One probably ought not drink the ‘Tomás Esteban’ without having first experienced the ‘V’. But if you’re like us and adore the ‘V’, you really need to complete the story with this, Valderiz’s flagship wine. In the almost impossibly hardscrabble terroir of this single vineyard, the grapes grow on vines more than 100 years old. Fermentation and two years of aging in French oak. In the glass, it’s satin-wrapped, but remains at its core a muscular, iron-flecked, savory, bone-brothy masterpiece, 93% cacao, French roast. The concentration and majesty of the finished wine are, frankly, beyond the human in scale.
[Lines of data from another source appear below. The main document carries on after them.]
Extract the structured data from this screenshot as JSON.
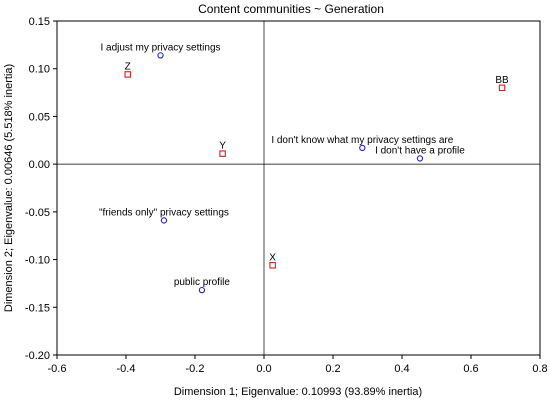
{
  "chart_data": {
    "type": "scatter",
    "title": "Content communities ~ Generation",
    "xlabel": "Dimension 1; Eigenvalue: 0.10993 (93.89% inertia)",
    "ylabel": "Dimension 2; Eigenvalue: 0.00646 (5.518% inertia)",
    "xlim": [
      -0.6,
      0.8
    ],
    "ylim": [
      -0.2,
      0.15
    ],
    "xticks": [
      "-0.6",
      "-0.4",
      "-0.2",
      "0.0",
      "0.2",
      "0.4",
      "0.6",
      "0.8"
    ],
    "yticks": [
      "0.15",
      "0.10",
      "0.05",
      "0.00",
      "-0.05",
      "-0.10",
      "-0.15",
      "-0.20"
    ],
    "xtick_values": [
      -0.6,
      -0.4,
      -0.2,
      0.0,
      0.2,
      0.4,
      0.6,
      0.8
    ],
    "ytick_values": [
      0.15,
      0.1,
      0.05,
      0.0,
      -0.05,
      -0.1,
      -0.15,
      -0.2
    ],
    "grid": false,
    "reference_lines": {
      "x": 0,
      "y": 0
    },
    "series": [
      {
        "marker": "circle",
        "color": "#1f1fd0",
        "points": [
          {
            "label": "I adjust my privacy settings",
            "x": -0.3,
            "y": 0.114
          },
          {
            "label": "I don't know  what my privacy settings are",
            "x": 0.285,
            "y": 0.017
          },
          {
            "label": "I don't have a profile",
            "x": 0.452,
            "y": 0.006
          },
          {
            "label": "\"friends only\" privacy settings",
            "x": -0.29,
            "y": -0.059
          },
          {
            "label": "public profile",
            "x": -0.18,
            "y": -0.132
          }
        ]
      },
      {
        "marker": "square",
        "color": "#d02020",
        "points": [
          {
            "label": "Z",
            "x": -0.395,
            "y": 0.094
          },
          {
            "label": "BB",
            "x": 0.69,
            "y": 0.08
          },
          {
            "label": "Y",
            "x": -0.12,
            "y": 0.011
          },
          {
            "label": "X",
            "x": 0.025,
            "y": -0.106
          }
        ]
      }
    ]
  }
}
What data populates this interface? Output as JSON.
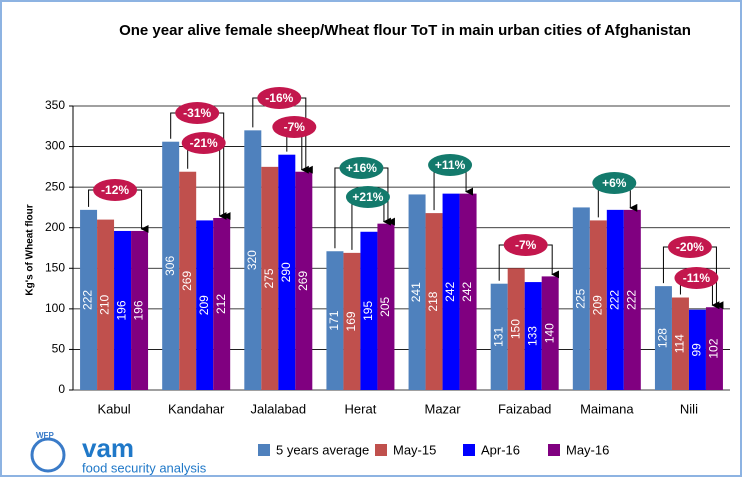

Once one’s basic necessities are covered, we can’t imagine a better way to spend 100 bucks.
UNITED STATES OF AMERICA
Adelsheim Vineyard is a national treasure, a founding winery in Oregon ever since David Adelsheim pioneered planting in the northern Willamette Valley’s Chehalem mountains in the early 1970s. The Adelsheim team has remained true to their vision for pure, luminescent, age-worthy, sustainably grown Pinot Noir all these decades. We are proud to present two of their single-vineyard Pinots from 2013 (a beautiful vintage marred at the end by heavy rains, but these wines are from grapes picked before the bad weather!). Both are extraordinary, though you’ll be amazed at the different personalities of two wines from adjacent vineyards.